Yesterday’s employment or “jobs” report was better than expected, which is a nice way of saying . . . not as bad as feared during a pandemic. Economists expected 350 thousand jobs were created last month and were pleasantly surprised to learn it was 638 thousand. This was despite a drop of 138 thousand in Federal employment, due to “completion” of the decennial census. The only downbeat piece of the report was that 1.15 million workers slipped into long-term unemployment. The longer workers are unemployed, the less likely they will ever find a job. Skills erode quickly.
Retailers are hiring faster than expected, attempting to “pull sales forward” in case another lockdown shortens the Christmas season.
There is anecdotal evidence that the new employees are working for less compensation, but that has not been confirmed yet. However, it does make sense that a huge increase in the supply of unemployed workers would decrease down their value or bargaining strength.
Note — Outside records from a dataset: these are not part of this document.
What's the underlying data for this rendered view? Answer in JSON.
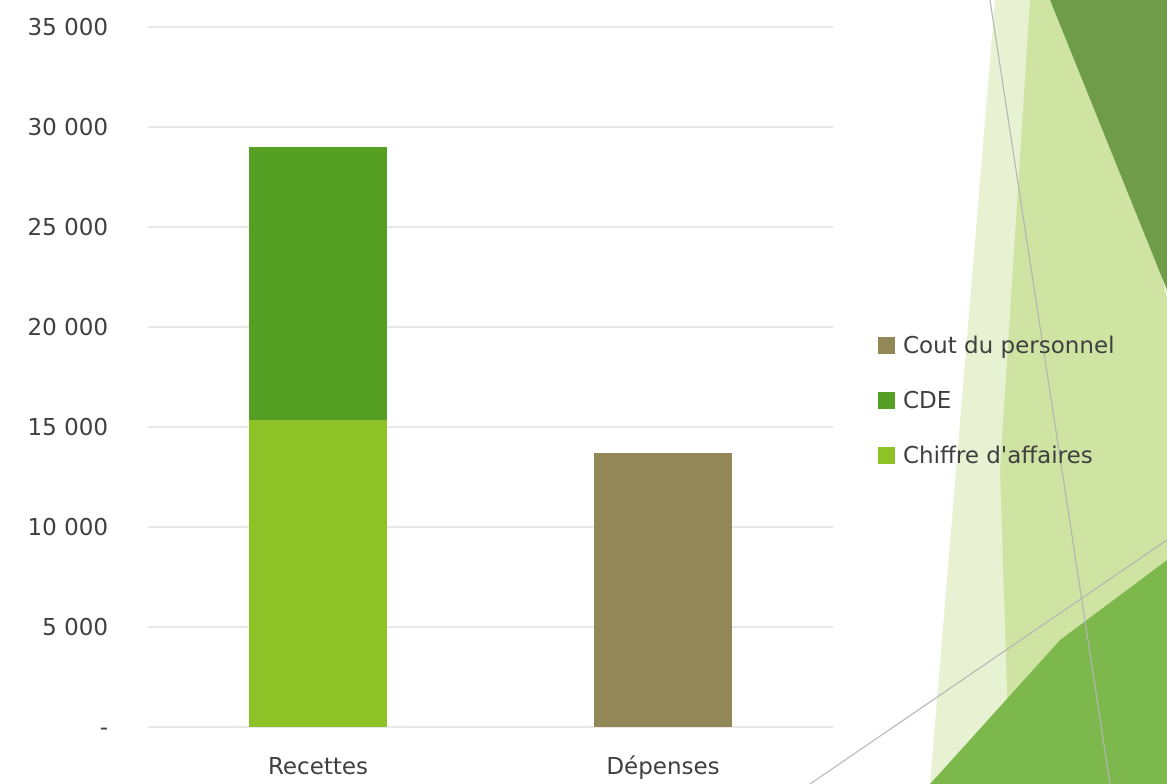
{
  "chart_data": {
    "type": "bar",
    "stacked": true,
    "categories": [
      "Recettes",
      "Dépenses"
    ],
    "series": [
      {
        "name": "Chiffre d'affaires",
        "values": [
          15350,
          0
        ],
        "color": "#8fc227"
      },
      {
        "name": "CDE",
        "values": [
          13650,
          0
        ],
        "color": "#55a024"
      },
      {
        "name": "Cout du personnel",
        "values": [
          0,
          13700
        ],
        "color": "#928756"
      }
    ],
    "ylim": [
      0,
      35000
    ],
    "y_ticks": [
      0,
      5000,
      10000,
      15000,
      20000,
      25000,
      30000,
      35000
    ],
    "y_tick_labels": [
      "-",
      "5 000",
      "10 000",
      "15 000",
      "20 000",
      "25 000",
      "30 000",
      "35 000"
    ],
    "grid": true,
    "legend_position": "right",
    "legend_order": [
      "Cout du personnel",
      "CDE",
      "Chiffre d'affaires"
    ],
    "title": "",
    "xlabel": "",
    "ylabel": ""
  },
  "theme": {
    "gridline_color": "#d9d9d9",
    "decor_colors": [
      "#e4efc9",
      "#c9e09b",
      "#6b9a44",
      "#7ab648"
    ]
  }
}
At this point, we have recovered about half of the jobs lost during the pandemic.
This report renewed the argument over the shape of our economic recovery. The Administration insists it is V-shaped. They are supported by the fact that corporate earnings have been running ahead of expectations, which is reflected in the stock market. Democrats are afraid it will be W-shaped, falling back into the V without additional stimulus. Most economists think our recovery will be shaped like a checkmark or the Nike-swoosh, which means that rising from the bottom will be slower than the fall. I agree!
The trauma of this pandemic will deepen the problem of income inequality, with the stay-at-home workers surviving nicely, while the service workers suffer. “Frictional” unemployment exists when workers are not in the same location as the jobs. Today’s work-from-home movement will help with that problem, at least temporarily. But, we still need to undo the damage of Congress’ failure to provide re-training for workers displaced from globalization twenty-five years ago. We accepted the benefits of globalization without paying the cost of re-training those workers, which Congress promised. We cheated a whole generation of workers, but it is not too late to pay that cost, if only for the benefit of the next generation.